Das kluge Mädchen wird Zarin*


Ein Zar gab einmal den Befehl: Wer den und den Stein schlachtet, dass das Blut davonfließt, den will ich zum Ersten meines Reiches machen.

Von allen Seiten kamen wackre Burschen herbei, aber keiner konnte den Stein schlachten; sie fanden es nur wunderlich, wie man überhaupt einen Stein schlachten könne.

In einem Dorf gab es ein sehr kluges Mädchen. Sie hütete die Schafe. Als sie davon hörte, verkleidete sie sich als Mann, ging zum Zaren und sagte zu ihm: "Oh Zar, ich kann den Stein schlachten."

Überallhin ging das Gerücht, es habe sich ein Mensch gefunden, den Stein zu schlachten, und zahllose Leute sammelten sich, um zu sehen, wie er das machen werde.

Als der Tag kam, an dem das Mädchen en Stein schlachten sollte, zogen der Zar und alle Vornehmen aus der Stadt auf einen freien Platz, und dort sollte das Mädchen vor aller Augen den Stein schlachten. Das Mädchen zog das Messer, wandte sich zuum Zaren und sagte:

"Zar, du willst doch, dass ich den stein schlachten soll? So gib ihm vorher Seele und Leben und wenn ich ihn dann nicht schlachte, nimm meinen Kopf."

Der Zar wunderte sich über diese Antwort und sagte: Du bist der Klügste in meinem Reiche, und ich will dich zum vornehmsten Manne machen; und wenn du mir noch das vollbringst, was ich dir jetzt sagen werde, sollst du mir wie ein Sohn sein."

Das Mädchen sprach: "Sage Zar, was du sagen willst, und wenn es möglich ist, will ich mich bemühen, es zu vollbringen."
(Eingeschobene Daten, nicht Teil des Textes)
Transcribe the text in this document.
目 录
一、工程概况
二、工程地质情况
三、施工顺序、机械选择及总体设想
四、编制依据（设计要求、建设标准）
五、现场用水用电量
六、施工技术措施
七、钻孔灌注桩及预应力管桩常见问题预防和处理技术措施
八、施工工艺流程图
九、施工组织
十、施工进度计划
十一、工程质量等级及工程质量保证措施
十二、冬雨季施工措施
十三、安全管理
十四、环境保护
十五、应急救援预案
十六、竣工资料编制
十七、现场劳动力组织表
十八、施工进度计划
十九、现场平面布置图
Der Zar sagte ihr: "In drei Tagen sollst du wieder vom Dorfe hierherkommen. Wenn du kommst, sollst du reiten und nicht reiten, sollst mir ein Geschenk bringen und nicht bringen; alle, groß und klein, wollen wir herauskommen und dich empfangen, und du sollst die Leute dahin bringen, dass sie dich empfangen und nicht empfangen."

Die Hirtin ging nun in ihr Dorf und gab den Bauern den Auftrag, vier Hasen und zwei Tauben lebendig zu fangen. Die Bauern taten das.

Am dritten Tag, da sie zu dem Zaren gehen sollte, steckte sie die Hasen je in einen Sack, gab sie den Bauern zu tragen und sagte: "Wenn ich euch sage, ihr sollt sie loslassen, dann lasst sie los."

Sie selbst nahm die beiden Tauben, setzte sich rittlings auf eine Ziege und machte sich auf zu dem Zaren; einige Leute hatte sie vorausgeschickt, sie anzukündigen.

Sobald der Zar das hörte, zog er aus der Stadt, sie zu empfangen, mit allen Vornehmen und zahllosen Stadtleuten.

Als nun das Mädchen nicht mehr weit von dem Zaren war, sah sie die Menge Menschen, die herausgekommen war, sie zu empfangen, und sowie sie ihnen nahekam, befahl sie den Bauern, vor den Augen der Leute die Hasen loszulassen. Da sie das sahen, rannten sie fort, die Hasen zu fangen.

Die Hirtin, die rittlings auf der Ziege saß, ging bald zu Fuß, die Ziege zwsischen den Beinen, bald hob sie die Füße auf und ritt auf der Ziege.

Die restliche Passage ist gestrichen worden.